Quatre siècles d'histoire au bord du fleuve
Tadoussac fut dès 1600 l'un des premiers postes de traite de fourrures du continent, bien avant la fondation de Québec. La petite chapelle des Indiens, élevée en 1747, demeure la plus ancienne chapelle de bois encore debout au Canada; son intérieur sobre se visite en quelques minutes recueillies. Tout près, le poste de traite Chauvin, reconstitution du comptoir d'origine, raconte les échanges entre Innus et marchands français. Et au centre du village, le Grand Hôtel de Tadoussac, avec son toit rouge emblématique, veille sur la plage comme au premier jour des croisières blanches du Saint-Laurent.

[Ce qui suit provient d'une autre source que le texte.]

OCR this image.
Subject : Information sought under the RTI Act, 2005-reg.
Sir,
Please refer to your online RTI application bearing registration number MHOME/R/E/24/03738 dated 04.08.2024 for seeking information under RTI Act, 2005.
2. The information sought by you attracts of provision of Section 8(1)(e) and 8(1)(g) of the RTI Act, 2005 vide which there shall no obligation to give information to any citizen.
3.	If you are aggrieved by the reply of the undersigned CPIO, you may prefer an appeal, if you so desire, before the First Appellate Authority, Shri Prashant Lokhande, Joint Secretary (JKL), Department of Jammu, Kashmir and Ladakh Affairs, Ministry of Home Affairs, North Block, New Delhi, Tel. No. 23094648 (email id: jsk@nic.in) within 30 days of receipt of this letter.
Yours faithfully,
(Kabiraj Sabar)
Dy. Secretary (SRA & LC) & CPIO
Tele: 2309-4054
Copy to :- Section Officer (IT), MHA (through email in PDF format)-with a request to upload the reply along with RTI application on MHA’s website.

Dunes, sentiers et points de vue
Les marcheurs disposent de quelques heures rêvées : le sentier de la Coupe, derrière le village, grimpe vers des vues plongeantes sur le fjord; les grandes dunes de sable, héritées du retrait glaciaire, s'étirent à quelques kilomètres vers l'est et se découvrent à pied ou en courte navette. En septembre, les collines s'embrasent de rouge et d'or, et la lumière rasante détache chaque anse. Même une simple boucle par la plage, la marina et la rue des Pionniers donne la mesure du lieu : un village minuscule, cerné d'eau et de collines, qui a vu passer quatre siècles de navigateurs.
Conseils d'escale
- Réserver la sortie aux baleines dès que possible : les places partent vite en haute saison.
- Habillez-vous chaudement pour le zodiac; l'air du large est frais même en août.
- Les jumelles servent partout, du pont du navire à la pointe de l'Islet.
- Garder une heure pour flâner : crèmerie, chocolaterie et terrasses font partie de l'expérience.
Lever l'ancre à regret
Quand les chaloupes remontent à bord, les lumières s'allument une à une sur la rive et les collines prennent une teinte bleutée. Il arrive qu'un béluga escorte un moment le navire vers le large, tache blanche dans l'eau noire. L'endroit tient en quelques rues, mais il déborde largement dans la mémoire : on y a vu des géants respirer, et cela ne s'oublie pas.